Figure 1: Identities for Bad Characters

Figure 2: Identities for Good Characters
First, I noticed the additional blank bar, which indicated the number with no values. I did not realize how many of the characters on the dataset had missing information and how much it will affect my analysis. Our group has not cleaned our data yet, but now, I realize the crucial decisions and judgments we will have to make on nearly 600 missing identities. This information severely hampers the narrative we would like to tell, such as how more good characters have public identities as opposed to the bad ones.

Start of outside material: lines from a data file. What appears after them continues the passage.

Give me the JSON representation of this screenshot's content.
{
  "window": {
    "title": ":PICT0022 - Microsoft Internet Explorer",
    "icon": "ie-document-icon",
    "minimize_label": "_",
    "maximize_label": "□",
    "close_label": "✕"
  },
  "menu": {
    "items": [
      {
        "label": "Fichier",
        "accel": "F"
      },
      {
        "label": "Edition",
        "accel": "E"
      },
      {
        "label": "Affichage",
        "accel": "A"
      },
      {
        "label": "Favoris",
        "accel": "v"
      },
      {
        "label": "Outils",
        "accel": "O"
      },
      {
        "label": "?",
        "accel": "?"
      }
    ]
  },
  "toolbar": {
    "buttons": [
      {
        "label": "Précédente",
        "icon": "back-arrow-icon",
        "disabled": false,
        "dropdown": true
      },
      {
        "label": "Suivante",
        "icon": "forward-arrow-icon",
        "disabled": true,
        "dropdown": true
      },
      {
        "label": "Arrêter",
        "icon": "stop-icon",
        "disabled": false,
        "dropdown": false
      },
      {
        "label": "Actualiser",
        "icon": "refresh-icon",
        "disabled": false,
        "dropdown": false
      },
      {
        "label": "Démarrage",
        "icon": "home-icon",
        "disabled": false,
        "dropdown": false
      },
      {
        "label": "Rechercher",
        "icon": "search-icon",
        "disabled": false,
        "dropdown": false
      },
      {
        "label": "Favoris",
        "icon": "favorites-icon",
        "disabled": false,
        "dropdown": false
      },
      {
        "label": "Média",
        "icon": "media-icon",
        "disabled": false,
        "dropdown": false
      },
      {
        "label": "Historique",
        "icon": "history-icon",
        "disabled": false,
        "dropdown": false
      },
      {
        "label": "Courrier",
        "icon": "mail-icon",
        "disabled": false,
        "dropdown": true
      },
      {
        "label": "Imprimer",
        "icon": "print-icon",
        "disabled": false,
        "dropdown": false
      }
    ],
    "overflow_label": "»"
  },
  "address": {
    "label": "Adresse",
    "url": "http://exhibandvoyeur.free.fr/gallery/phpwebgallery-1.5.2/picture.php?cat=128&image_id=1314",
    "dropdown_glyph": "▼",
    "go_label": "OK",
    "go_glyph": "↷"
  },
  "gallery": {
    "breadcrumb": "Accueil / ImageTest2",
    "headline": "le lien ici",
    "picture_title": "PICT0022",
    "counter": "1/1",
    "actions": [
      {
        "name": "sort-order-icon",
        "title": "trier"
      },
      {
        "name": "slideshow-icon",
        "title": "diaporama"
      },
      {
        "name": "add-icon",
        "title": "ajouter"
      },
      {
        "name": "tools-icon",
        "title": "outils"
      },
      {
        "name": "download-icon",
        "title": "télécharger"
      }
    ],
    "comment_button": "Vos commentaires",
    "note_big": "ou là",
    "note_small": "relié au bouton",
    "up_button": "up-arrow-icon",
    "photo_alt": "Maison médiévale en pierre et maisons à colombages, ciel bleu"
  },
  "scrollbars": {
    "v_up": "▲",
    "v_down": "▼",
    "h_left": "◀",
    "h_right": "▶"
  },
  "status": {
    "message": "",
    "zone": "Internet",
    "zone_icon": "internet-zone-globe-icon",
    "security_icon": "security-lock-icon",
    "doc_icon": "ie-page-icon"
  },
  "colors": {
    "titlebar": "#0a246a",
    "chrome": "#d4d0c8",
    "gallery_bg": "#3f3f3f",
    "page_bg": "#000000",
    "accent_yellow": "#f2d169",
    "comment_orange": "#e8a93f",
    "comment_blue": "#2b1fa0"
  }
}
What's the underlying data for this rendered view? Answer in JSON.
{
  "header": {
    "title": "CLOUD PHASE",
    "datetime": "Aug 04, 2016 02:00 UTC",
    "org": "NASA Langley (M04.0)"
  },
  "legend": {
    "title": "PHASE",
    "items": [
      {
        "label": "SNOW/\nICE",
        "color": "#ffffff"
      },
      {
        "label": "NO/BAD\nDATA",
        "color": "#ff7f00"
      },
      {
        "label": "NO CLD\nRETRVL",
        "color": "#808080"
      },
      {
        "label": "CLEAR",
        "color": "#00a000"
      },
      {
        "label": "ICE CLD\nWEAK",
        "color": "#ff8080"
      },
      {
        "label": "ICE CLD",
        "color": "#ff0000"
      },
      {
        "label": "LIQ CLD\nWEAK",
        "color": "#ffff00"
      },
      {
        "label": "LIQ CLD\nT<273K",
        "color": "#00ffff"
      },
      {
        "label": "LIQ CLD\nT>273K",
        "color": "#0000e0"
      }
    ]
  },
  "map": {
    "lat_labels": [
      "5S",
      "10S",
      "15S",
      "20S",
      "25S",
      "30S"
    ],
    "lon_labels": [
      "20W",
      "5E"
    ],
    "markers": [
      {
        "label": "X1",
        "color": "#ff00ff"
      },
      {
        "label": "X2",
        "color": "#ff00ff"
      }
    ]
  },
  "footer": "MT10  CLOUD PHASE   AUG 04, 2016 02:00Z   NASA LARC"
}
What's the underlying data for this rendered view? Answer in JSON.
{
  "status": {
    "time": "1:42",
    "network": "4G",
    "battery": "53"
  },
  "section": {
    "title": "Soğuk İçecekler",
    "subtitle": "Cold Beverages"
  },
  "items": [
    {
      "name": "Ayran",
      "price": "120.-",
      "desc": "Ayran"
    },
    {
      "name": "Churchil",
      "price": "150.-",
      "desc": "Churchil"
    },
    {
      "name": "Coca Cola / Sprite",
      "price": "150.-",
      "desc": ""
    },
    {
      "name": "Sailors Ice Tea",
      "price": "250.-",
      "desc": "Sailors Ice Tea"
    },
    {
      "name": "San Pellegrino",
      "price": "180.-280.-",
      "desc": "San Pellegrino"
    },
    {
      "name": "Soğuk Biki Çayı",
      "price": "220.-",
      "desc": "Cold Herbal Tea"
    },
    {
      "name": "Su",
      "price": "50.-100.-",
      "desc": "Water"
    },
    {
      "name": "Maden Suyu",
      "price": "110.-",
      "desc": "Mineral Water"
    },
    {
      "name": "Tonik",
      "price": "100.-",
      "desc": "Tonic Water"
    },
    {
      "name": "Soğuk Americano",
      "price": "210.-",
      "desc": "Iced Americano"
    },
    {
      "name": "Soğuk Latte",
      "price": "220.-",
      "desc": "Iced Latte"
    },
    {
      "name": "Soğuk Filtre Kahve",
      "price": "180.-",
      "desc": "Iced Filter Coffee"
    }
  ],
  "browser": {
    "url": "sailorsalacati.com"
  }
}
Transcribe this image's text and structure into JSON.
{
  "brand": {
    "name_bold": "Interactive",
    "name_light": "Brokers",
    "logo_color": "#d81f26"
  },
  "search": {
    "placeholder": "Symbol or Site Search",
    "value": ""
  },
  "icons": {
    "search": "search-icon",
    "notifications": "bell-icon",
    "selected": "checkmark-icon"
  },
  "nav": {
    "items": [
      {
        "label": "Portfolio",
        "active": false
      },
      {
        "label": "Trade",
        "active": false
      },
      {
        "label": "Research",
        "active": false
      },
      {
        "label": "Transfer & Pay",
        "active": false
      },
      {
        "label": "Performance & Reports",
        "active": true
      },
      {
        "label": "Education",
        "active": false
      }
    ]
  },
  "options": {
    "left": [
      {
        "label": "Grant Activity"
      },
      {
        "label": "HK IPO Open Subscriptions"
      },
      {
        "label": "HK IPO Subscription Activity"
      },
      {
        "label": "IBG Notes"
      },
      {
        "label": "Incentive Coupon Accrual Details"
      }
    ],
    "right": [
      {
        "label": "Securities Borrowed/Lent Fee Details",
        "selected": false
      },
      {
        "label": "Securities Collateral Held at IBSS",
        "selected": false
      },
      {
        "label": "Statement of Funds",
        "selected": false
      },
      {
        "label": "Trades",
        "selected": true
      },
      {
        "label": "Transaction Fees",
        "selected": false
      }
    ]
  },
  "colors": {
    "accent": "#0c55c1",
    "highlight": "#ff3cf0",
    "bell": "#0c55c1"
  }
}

Second, as I looked to distinguish between bad and good characters, I instantly looked at the pattens by length. As Nathan You, explains in his article, visual cues are one of the key components of data visualizations and is used to make comparisons. He goes on to explain, length is most commonly used in the context of bar charts and the longer the bar, the greater the value. Additionally, he chooses to display an example of a misleading bar graph, where the axis does not start at zero. This exact misconception occurred with me. For the second figure, I immediately deduced the number of public identities to be double the number of secret identities because the bar length looks double in length. It took me a few attempts to figure out that this was because the axis started at 500 rather than 0.
In conclusion, this data visualization made me realize the extent of missing information we have and the rigorous process of data cleaning I must undergo. Additionally, I also realized how misleading some bar graphs may be because my brain immediately deduced a pattern by length, without looking at the numbers first. Graphs can thus be very useful, but also misleading if not careful.
Very nicely and thoughtfully done, Niyati! I think you could even layer the two graphs on top of each other, so that each bar shows percentage good/percentage bad, in the same way we showed how many majors were of each gender in our Excel exercise on Wednesday.
I think what you wrote about also applies to my experience with my dataset! Trying to create a visualization can reveal important data that is missing, as well as how much cleaning needs to be done. While something like a bar graph seems so simple, I now realize how much has to go into data before it is ready to be illustrated clearly.